[#176] Rewrite _get_confusion_matrix() to avoid using 4 filters + counts

Using a single select() should let us take better advantage of Spark's parallel/distributed computing. My initial results profiling this are pretty promising.
ipums · Dec 10, 2024 · c43b57d · c43b57d
1 parent 9755f73
commit c43b57d
Showing 1 changed file with 24 additions and 21 deletions.
diff --git a/hlink/linking/model_exploration/link_step_train_test_models.py b/hlink/linking/model_exploration/link_step_train_test_models.py
@@ -21,7 +21,7 @@
 from pyspark.ml import Model, Transformer
 import pyspark.sql
 from pyspark.sql import DataFrame
-from pyspark.sql.functions import count, mean
+from pyspark.sql.functions import col, count, count_if, mean
 from functools import reduce
 import hlink.linking.core.threshold as threshold_core
 import hlink.linking.core.classifier as classifier_core
@@ -752,27 +752,30 @@ def _get_confusion_matrix(
     predictions: pyspark.sql.DataFrame,
     dep_var: str,
 ) -> tuple[int, int, int, int]:
-    TP = predictions.filter((predictions[dep_var] == 1) & (predictions.prediction == 1))
-    TP_count = TP.count()
-
-    FP = predictions.filter((predictions[dep_var] == 0) & (predictions.prediction == 1))
-    FP_count = FP.count()
-
-    # print(
-    #   f"Confusion matrix -- true positives and false positivesTP {TP_count} FP {FP_count}"
-    # )
-
-    FN = predictions.filter((predictions[dep_var] == 1) & (predictions.prediction == 0))
-    FN_count = FN.count()
-
-    TN = predictions.filter((predictions[dep_var] == 0) & (predictions.prediction == 0))

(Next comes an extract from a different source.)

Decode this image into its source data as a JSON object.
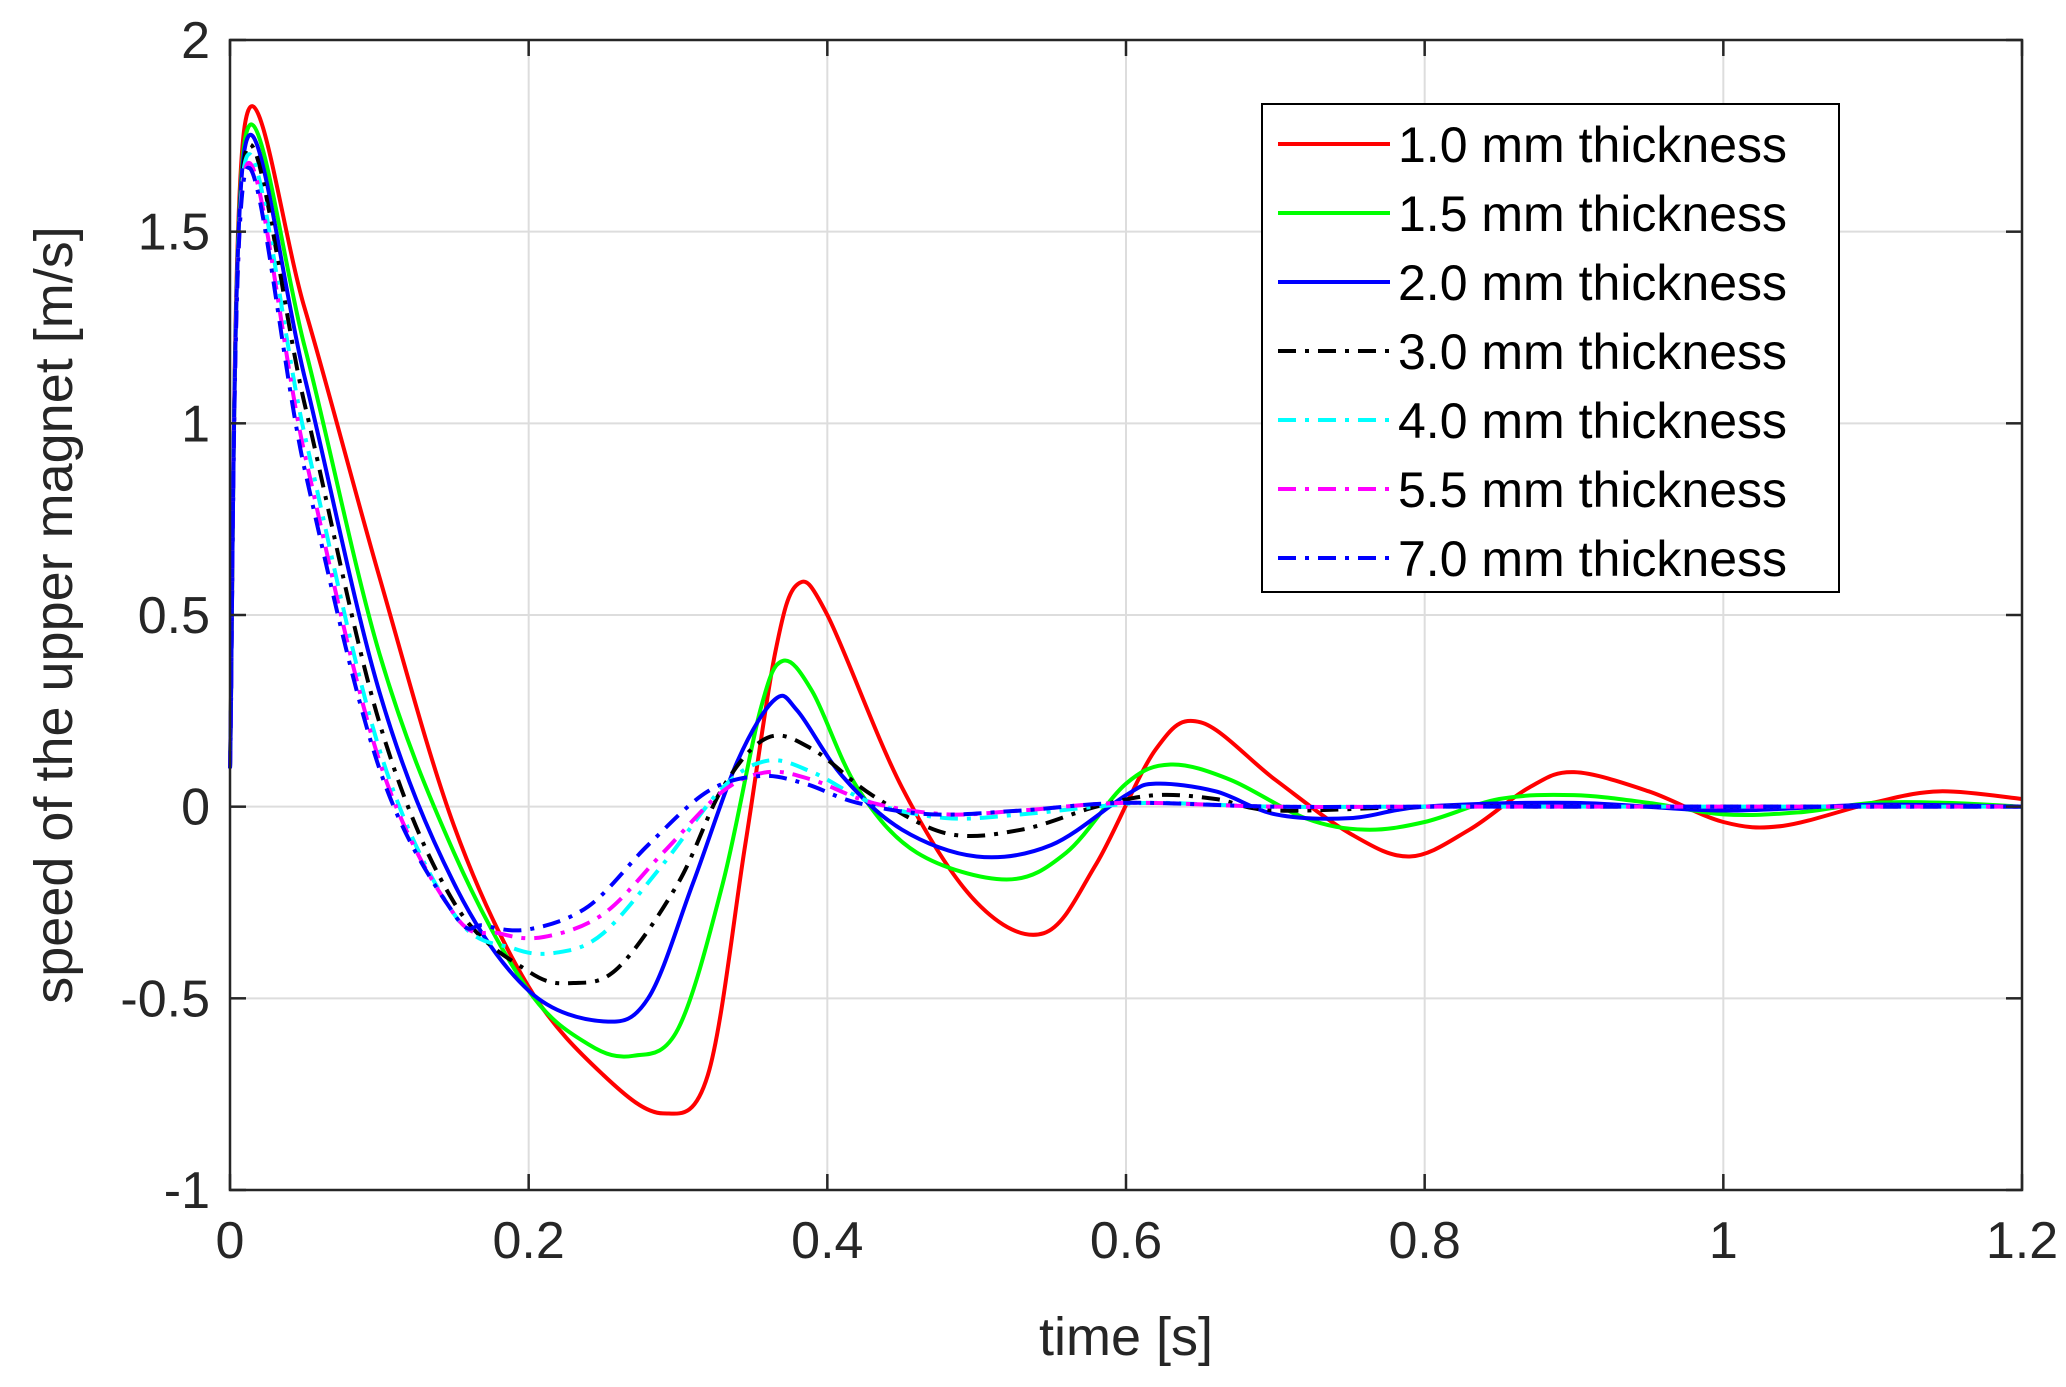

-    TN_count = TN.count()
-
-    # print(
-    #   f"Confusion matrix -- true negatives and false negatives: FN {FN_count}  TN {TN_count}"
-    # )
+    """
+    Compute the confusion matrix for the given DataFrame of predictions. The
+    confusion matrix is the count of true positives, false positives, false
+    negatives, and true negatives for the predictions.
 
-    return TP_count, FP_count, FN_count, TN_count
+    Return a tuple (true_positives, false_positives, false_negatives,
+    true_negatives).
+    """
+    prediction_col = col("prediction")
+    label_col = col(dep_var)
+
+    confusion_matrix = predictions.select(
+        count_if((label_col == 1) & (prediction_col == 1)).alias("true_positives"),
+        count_if((label_col == 0) & (prediction_col == 1)).alias("false_positives"),
+        count_if((label_col == 1) & (prediction_col == 0)).alias("false_negatives"),
+        count_if((label_col == 0) & (prediction_col == 0)).alias("true_negatives"),
+    )
+    [confusion_row] = confusion_matrix.collect()
+    return (
+        confusion_row.true_positives,
+        confusion_row.false_positives,
+        confusion_row.false_negatives,
+        confusion_row.true_negatives,
+    )
 
 
 def _get_aggregate_metrics(